The cathode ray tube list is driven in a known manner from the anode 2 of the video output tube 3. The anode resistor 4 lying before the supply voltage 14 generates the video control voltage. The high voltage for the anode of the cathode ray tube 1 is taken from the horizontal reading generator 6. The pre-voltage for the control grid 7 of the cathode ray tube 1 is set by the potentiometer 8 , which is connected as a voltage divider between plus and ground and whose setting gives the basic brightness of the cathode ray tube 1 at the same time.

The protective circuit according to the invention consists of the capacitors 9 and 10 and an element 11 or 12 acting as a switch.

The protection circuit according to the invention now operates as follows: As long as the horizontal deflection generator 6 operates the glow lamp used as the switch 11 receives (Pia. 1) via -di + UCable 15, lies on the even booster voltage potential, pulses from the Horisontalablenkgenerator 6 through which the Glimlampe is constantly ignited . In the ignited state , the glow lamp 11 has a relatively low resistance. The series resistor belonging to the glow lamp 11 is denoted by 16 , and a decoupling resistor is denoted by 13.

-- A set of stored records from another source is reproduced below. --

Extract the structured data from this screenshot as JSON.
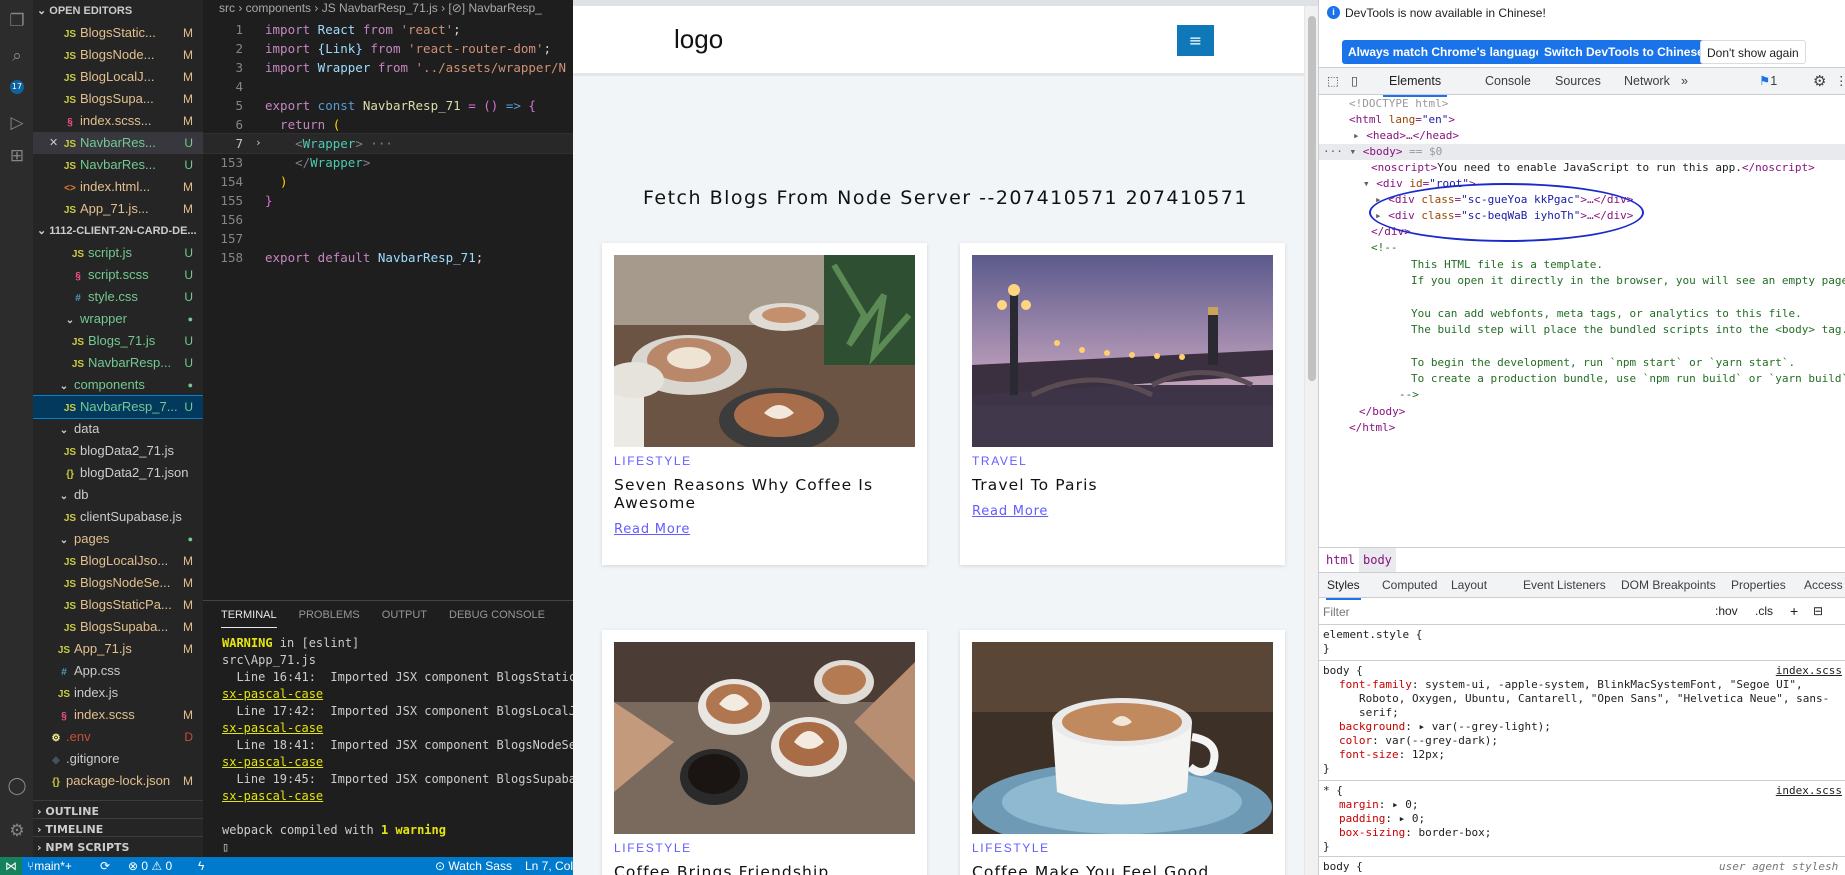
{
  "vscode": {
    "scm_badge": "17",
    "sidebar": {
      "open_editors_header": "OPEN EDITORS",
      "open_editors": [
        {
          "icon": "JS",
          "name": "BlogsStatic...",
          "status": "M",
          "kind": "js"
        },
        {
          "icon": "JS",
          "name": "BlogsNode...",
          "status": "M",
          "kind": "js"
        },
        {
          "icon": "JS",
          "name": "BlogLocalJ...",
          "status": "M",
          "kind": "js"
        },
        {
          "icon": "JS",
          "name": "BlogsSupa...",
          "status": "M",
          "kind": "js"
        },
        {
          "icon": "§",
          "name": "index.scss...",
          "status": "M",
          "kind": "scss"
        },
        {
          "icon": "JS",
          "name": "NavbarRes...",
          "status": "U",
          "kind": "js"
        },
        {
          "icon": "JS",
          "name": "NavbarRes...",
          "status": "U",
          "kind": "js"
        },
        {
          "icon": "<>",
          "name": "index.html...",
          "status": "M",
          "kind": "html"
        },
        {
          "icon": "JS",
          "name": "App_71.js...",
          "status": "M",
          "kind": "js"
        }
      ],
      "project_header": "1112-CLIENT-2N-CARD-DE...",
      "tree": [
        {
          "indent": 30,
          "icon": "JS",
          "name": "script.js",
          "status": "U",
          "kind": "js"
        },
        {
          "indent": 30,
          "icon": "§",
          "name": "script.scss",
          "status": "U",
          "kind": "scss"
        },
        {
          "indent": 30,
          "icon": "#",
          "name": "style.css",
          "status": "U",
          "kind": "css"
        },
        {
          "indent": 22,
          "icon": "⌄",
          "name": "wrapper",
          "status": "●",
          "kind": "folder"
        },
        {
          "indent": 30,
          "icon": "JS",
          "name": "Blogs_71.js",
          "status": "U",
          "kind": "js"
        },
        {
          "indent": 30,
          "icon": "JS",
          "name": "NavbarResp...",
          "status": "U",
          "kind": "js"
        },
        {
          "indent": 16,
          "icon": "⌄",
          "name": "components",
          "status": "●",
          "kind": "folder"
        },
        {
          "indent": 22,
          "icon": "JS",
          "name": "NavbarResp_7...",
          "status": "U",
          "kind": "js",
          "selected": true
        },
        {
          "indent": 16,
          "icon": "⌄",
          "name": "data",
          "status": "",
          "kind": "folder-plain"
        },
        {
          "indent": 22,
          "icon": "JS",
          "name": "blogData2_71.js",
          "status": "",
          "kind": "js-plain"
        },
        {
          "indent": 22,
          "icon": "{}",
          "name": "blogData2_71.json",
          "status": "",
          "kind": "json-plain"
        },
        {
          "indent": 16,
          "icon": "⌄",
          "name": "db",
          "status": "",
          "kind": "folder-plain"
        },
        {
          "indent": 22,
          "icon": "JS",
          "name": "clientSupabase.js",
          "status": "",
          "kind": "js-plain"
        },
        {
          "indent": 16,
          "icon": "⌄",
          "name": "pages",
          "status": "●",
          "kind": "folder-m"
        },
        {
          "indent": 22,
          "icon": "JS",
          "name": "BlogLocalJso...",
          "status": "M",
          "kind": "js"
        },
        {
          "indent": 22,
          "icon": "JS",
          "name": "BlogsNodeSe...",
          "status": "M",
          "kind": "js"
        },
        {
          "indent": 22,
          "icon": "JS",
          "name": "BlogsStaticPa...",
          "status": "M",
          "kind": "js"
        },
        {
          "indent": 22,
          "icon": "JS",
          "name": "BlogsSupaba...",
          "status": "M",
          "kind": "js"
        },
        {
          "indent": 16,
          "icon": "JS",
          "name": "App_71.js",
          "status": "M",
          "kind": "js"
        },
        {
          "indent": 16,
          "icon": "#",
          "name": "App.css",
          "status": "",
          "kind": "css-plain"
        },
        {
          "indent": 16,
          "icon": "JS",
          "name": "index.js",
          "status": "",
          "kind": "js-plain"
        },
        {
          "indent": 16,
          "icon": "§",
          "name": "index.scss",
          "status": "M",
          "kind": "scss"
        },
        {
          "indent": 8,
          "icon": "⚙",
          "name": ".env",
          "status": "D",
          "kind": "env"
        },
        {
          "indent": 8,
          "icon": "◆",
          "name": ".gitignore",
          "status": "",
          "kind": "git"
        },
        {
          "indent": 8,
          "icon": "{}",
          "name": "package-lock.json",
          "status": "M",
          "kind": "json"
        }
      ],
      "outline_header": "OUTLINE",
      "timeline_header": "TIMELINE",
      "npm_header": "NPM SCRIPTS"
    },
    "breadcrumb": "src  ›  components  ›   JS  NavbarResp_71.js  ›  [⊘] NavbarResp_",
    "code": [
      {
        "n": "1"
      },
      {
        "n": "2"
      },
      {
        "n": "3"
      },
      {
        "n": "4"
      },
      {
        "n": "5"
      },
      {
        "n": "6"
      },
      {
        "n": "7"
      },
      {
        "n": "153"
      },
      {
        "n": "154"
      },
      {
        "n": "155"
      },
      {
        "n": "156"
      },
      {
        "n": "157"
      },
      {
        "n": "158"
      }
    ],
    "code_text": {
      "l1_a": "import",
      "l1_b": " React ",
      "l1_c": "from",
      "l1_d": " 'react'",
      "l1_e": ";",
      "l2_a": "import",
      "l2_b": " {Link} ",
      "l2_c": "from",
      "l2_d": " 'react-router-dom'",
      "l2_e": ";",
      "l3_a": "import",
      "l3_b": " Wrapper ",
      "l3_c": "from",
      "l3_d": " '../assets/wrapper/N",
      "l5_a": "export",
      "l5_b": " const ",
      "l5_c": "NavbarResp_71",
      "l5_d": " = () ",
      "l5_e": "=>",
      "l5_f": " {",
      "l6_a": "  return",
      "l6_b": " (",
      "l7_a": "    <",
      "l7_b": "Wrapper",
      "l7_c": ">",
      "l7_d": " ···",
      "l153_a": "    </",
      "l153_b": "Wrapper",
      "l153_c": ">",
      "l154": "  )",
      "l155": "}",
      "l157_a": "export",
      "l157_b": " default",
      "l157_c": " NavbarResp_71",
      "l157_d": ";"
    },
    "terminal": {
      "tabs": [
        "TERMINAL",
        "PROBLEMS",
        "OUTPUT",
        "DEBUG CONSOLE"
      ],
      "warning_word": "WARNING",
      "warning_rest": " in [eslint]",
      "file": "src\\App_71.js",
      "lines": [
        {
          "pos": "  Line 16:41:",
          "msg": "  Imported JSX component BlogsStaticP"
        },
        {
          "pos": "  Line 17:42:",
          "msg": "  Imported JSX component BlogsLocalJs"
        },
        {
          "pos": "  Line 18:41:",
          "msg": "  Imported JSX component BlogsNodeSer"
        },
        {
          "pos": "  Line 19:45:",
          "msg": "  Imported JSX component BlogsSupabas"
        }
      ],
      "rule": "sx-pascal-case",
      "compiled_a": "webpack compiled with ",
      "compiled_b": "1 warning"
    },
    "status": {
      "branch": "main*+",
      "sync": "⟳",
      "problems": "⊗ 0 ⚠ 0",
      "bolt": "ϟ",
      "watch": "⊙ Watch Sass",
      "pos": "Ln 7, Col"
    }
  },
  "browser": {
    "logo": "logo",
    "menu_icon": "≡",
    "title": "Fetch Blogs From Node Server --207410571 207410571",
    "cards": [
      {
        "category": "LIFESTYLE",
        "title": "Seven Reasons Why Coffee Is Awesome",
        "link": "Read More"
      },
      {
        "category": "TRAVEL",
        "title": "Travel To Paris",
        "link": "Read More"
      },
      {
        "category": "LIFESTYLE",
        "title": "Coffee Brings Friendship"
      },
      {
        "category": "LIFESTYLE",
        "title": "Coffee Make You Feel Good"
      }
    ]
  },
  "devtools": {
    "notice": "DevTools is now available in Chinese!",
    "btn_match": "Always match Chrome's language",
    "btn_switch": "Switch DevTools to Chinese",
    "btn_dismiss": "Don't show again",
    "tabs": [
      "Elements",
      "Console",
      "Sources",
      "Network"
    ],
    "issues_count": "1",
    "dom": {
      "doctype": "<!DOCTYPE html>",
      "html_open_a": "<html ",
      "html_attr": "lang",
      "html_val": "\"en\"",
      "html_open_b": ">",
      "head": "<head>…</head>",
      "body_open": "<body>",
      "body_eq": " == $0",
      "noscript_open": "<noscript>",
      "noscript_text": "You need to enable JavaScript to run this app.",
      "noscript_close": "</noscript>",
      "root_open_a": "<div ",
      "root_attr": "id",
      "root_val": "\"root\"",
      "root_open_b": ">",
      "child1_a": "<div ",
      "child1_attr": "class",
      "child1_val": "\"sc-gueYoa kkPgac\"",
      "child1_b": ">…</div>",
      "child2_a": "<div ",
      "child2_attr": "class",
      "child2_val": "\"sc-beqWaB iyhoTh\"",
      "child2_b": ">…</div>",
      "div_close": "</div>",
      "cmt_open": "<!--",
      "cmt_lines": [
        "This HTML file is a template.",
        "If you open it directly in the browser, you will see an empty page",
        "",
        "You can add webfonts, meta tags, or analytics to this file.",
        "The build step will place the bundled scripts into the <body> tag.",
        "",
        "To begin the development, run `npm start` or `yarn start`.",
        "To create a production bundle, use `npm run build` or `yarn build`"
      ],
      "cmt_close": "-->",
      "body_close": "</body>",
      "html_close": "</html>"
    },
    "crumbs": [
      "html",
      "body"
    ],
    "subtabs": [
      "Styles",
      "Computed",
      "Layout",
      "Event Listeners",
      "DOM Breakpoints",
      "Properties",
      "Access"
    ],
    "filter_placeholder": "Filter",
    "hov": ":hov",
    "cls": ".cls",
    "styles": {
      "element_style": "element.style {",
      "close": "}",
      "body_sel": "body {",
      "source": "index.scss",
      "ff_name": "font-family",
      "ff_val_1": ": system-ui, -apple-system, BlinkMacSystemFont, \"Segoe UI\",",
      "ff_val_2": "Roboto, Oxygen, Ubuntu, Cantarell, \"Open Sans\", \"Helvetica Neue\", sans-",
      "ff_val_3": "serif;",
      "bg_name": "background",
      "bg_val": ": ▸ var(--grey-light);",
      "color_name": "color",
      "color_val": ": var(--grey-dark);",
      "fs_name": "font-size",
      "fs_val": ": 12px;",
      "star_sel": "* {",
      "m_name": "margin",
      "m_val": ": ▸ 0;",
      "p_name": "padding",
      "p_val": ": ▸ 0;",
      "bs_name": "box-sizing",
      "bs_val": ": border-box;",
      "body2": "body {",
      "ua": "user agent stylesh"
    }
  }
}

If the horizontal deflection generator 6 fails as a result of a short circuit or when the device is switched off, on the one hand the booster voltage generated in the deflection generator 6 collapses. The capacitors 9 and 10 connected in series with this voltage are charged by the negative voltage change in such a way that the capacitor 9, which is practically located between the cathode and control grid 7 of the picture tube 1, supplies a negative reverse voltage for the latter. On the other hand, the glow lamp 11 is through the capacitor 10 no longer firing pulses so that it = as soon as the charge of is gondensators 9 dropped below the ignition voltage - is one practically infinite resistance, thus acts like an open switch. Since the charge on the capacitor 9 can no longer flow away , the reverse voltage for the picture tube, 1 is maintained until the cathode has cooled down , so that reliable protection against burn-in damage is ensured .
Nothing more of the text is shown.